No place for a Palin in S'pore

News @ AsiaOne

No place for a Palin in S'pore

Can we see unity in diversity? Lessons from the US election: America is divided - by the same forces of globalisation straining at the fabric of Singapore society. -TNP

Sat, Nov 08, 2008
The New Paper

By Ng Tze Yong

FOUR years ago, I bundled into my winter jacket, hopped into my beat-up 1987 Cadillac, and drove across the entire length of the US.

I was months away from graduation. The one-month trip was my last hoorah.

From the lights of New York down to Pennsylvania's Amish country, along the Mississippi, across Texas' ranches, up the Rocky Mountains of Colorado, through the Native American deserts of the Grand Canyon and finally, arriving in Hollywood, I drove and I drove and I drove.

America, I realised with a gulp, is BIG.

Duh, you think? Any idiot with a map can tell you that.

Driving from town to city, freeway to backcountry lanes, and taverns to bistros, night after night, gives you a sense of size you can't get from looking at a map.

You talk to the people, see their different lives.
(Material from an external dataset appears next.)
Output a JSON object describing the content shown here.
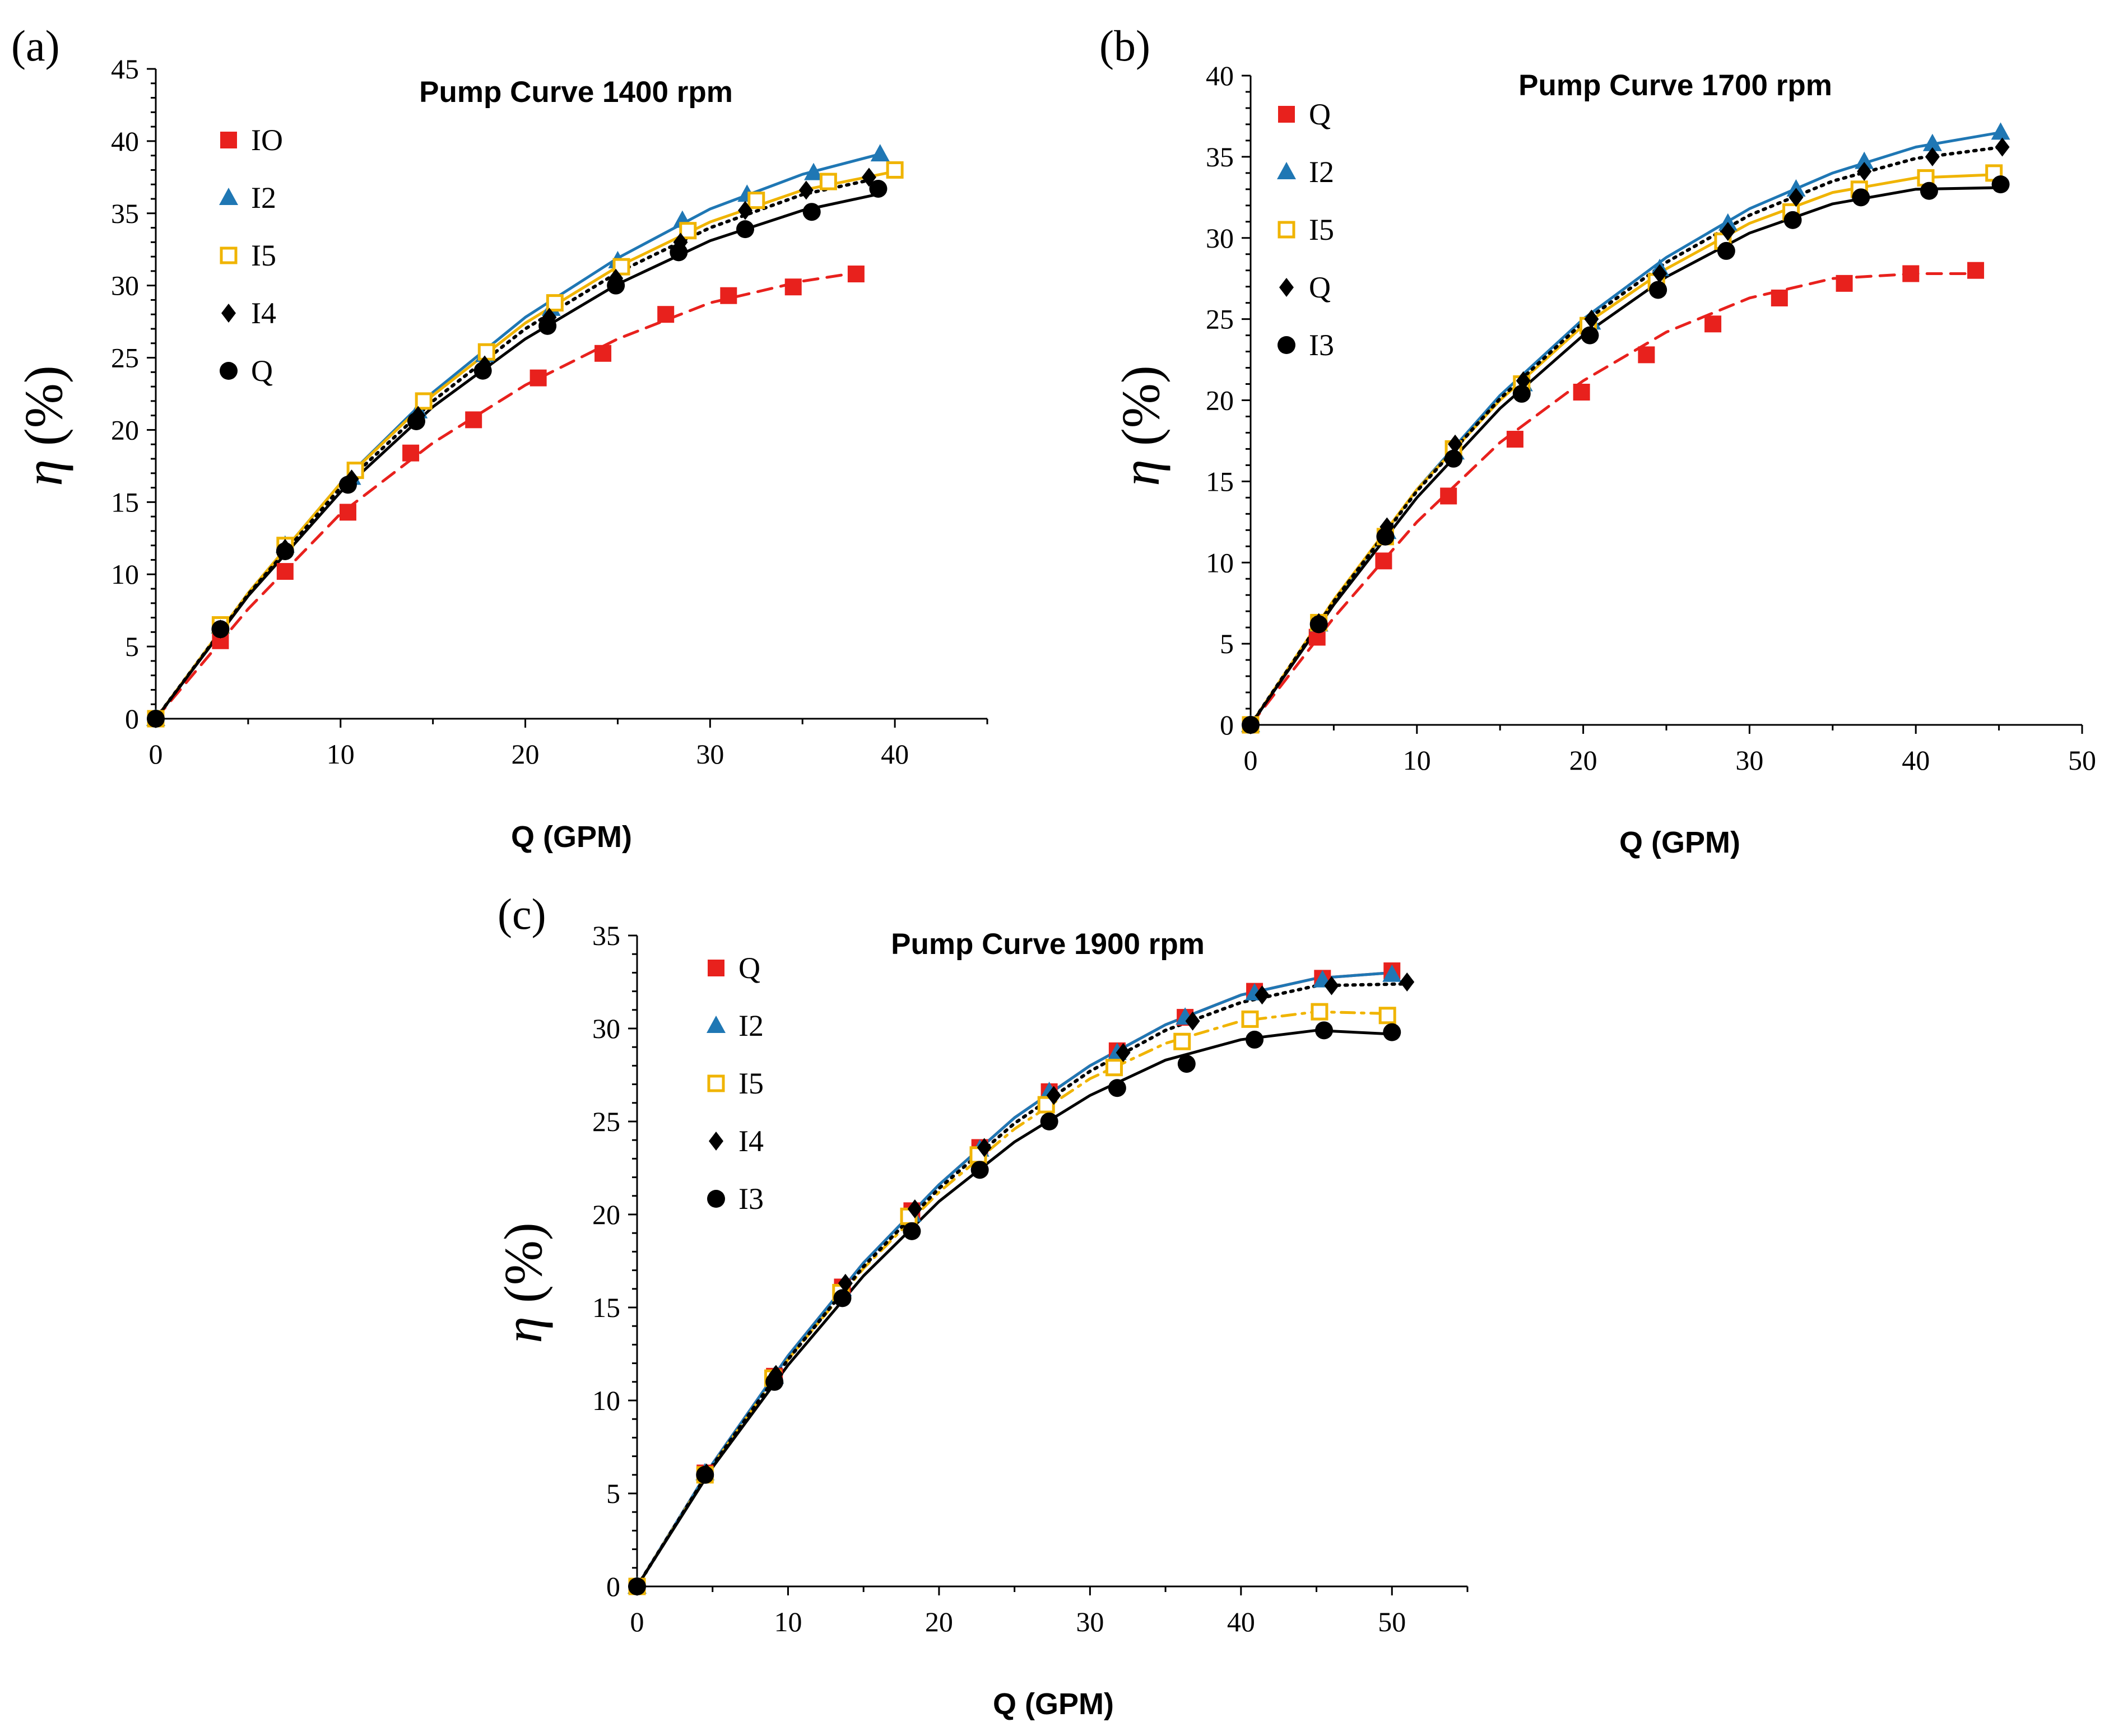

You see their futures and their pasts, sometimes coming from, and heading in, opposite directions.

Contrary to its name, the United States of America is a diverse, divided country.

Indeed, it is several countries, even different worlds, squeezed into one, sandwiched between two oceans, banded under one artificially-conceived Stars and Stripes banner.

In a country this big, each man lives his own history.

How then does a people from this land choose one leader? How does one man lead this country?

But America is not just big. Now, it is also divided - by the same forces of globalisation straining at the fabric of Singapore society.

The income divide. And the identity divide (the born-and-bred versus migrants).

Americans experience these in their own way. We experience them in our own.

After all, whatever that happens in America is diffused. Whatever happens on this island is amplified.

But one things is clear: We are feeling the same way Americans are feeling now - vulnerable.

And when we feel vulnerable, we close in. We cling to the things dearest - and most familiar - to us.

It is in such an environment that a politician like Sarah Palin thrives.

Folksy, myopic but 'far-sighted' enough to see Russia from her lawn, she stands in the face of everything globalisation stands for.

She speaks about hockey mums and Joe Six-Pack. These are words foreign to us but incredibly comforting to small-town America grappling with the world suddenly arriving at its white picket fence.

They hear her and, suddenly, the bewilderment and pain of an inevitably globalising world recedes.

Craving comfort

It is this same comfort that many Singaporeans are craving now, with price hikes, a whole slew of glitzy developments and encroaching foreign worker dorms.

But comfort is something that even a world-class government cannot provide as well as Sarah Palin.

That's why there will come a day when we see a Palin in Singapore.

And when she comes, what will she say?

How will she connect with the Singapore versions of the rednecks, the hockey mums and the Joe Six-Packs?

How will she speak to their gut, their self-interest? And appeal to their myopia?

The irony is this: Palin will come. But she will get nowhere.

Palin works on a combination of fear and rootedness in the US. We have only fear. We are a young nation without a strong identity.

Palin likes to use the word 'America'. It has a magical ring to it. It sends jingoism rushing through the veins.

Say 'Singapore'. The syllabus do not inspire. It does not bring you to a larger plane - not yet, anyway.

For the young, especially, it brings only a vague sense of national unity founded on Singlish and good food.

If things get too crowded, too alien, the young Singaporean of today is likely to think of getting on the first Qantas flight out of Changi.

In the bewilderment of globalisation, we will have no long and rich past which we can draw comfort from, for better or for worse.

Palin will come. But here, she will gain no traction because we have no six-pack pride she can exploit.

There is only our poverty of spirit. For that, we will need time, perserverance and a powerful unifying force that lets us see beyond our door.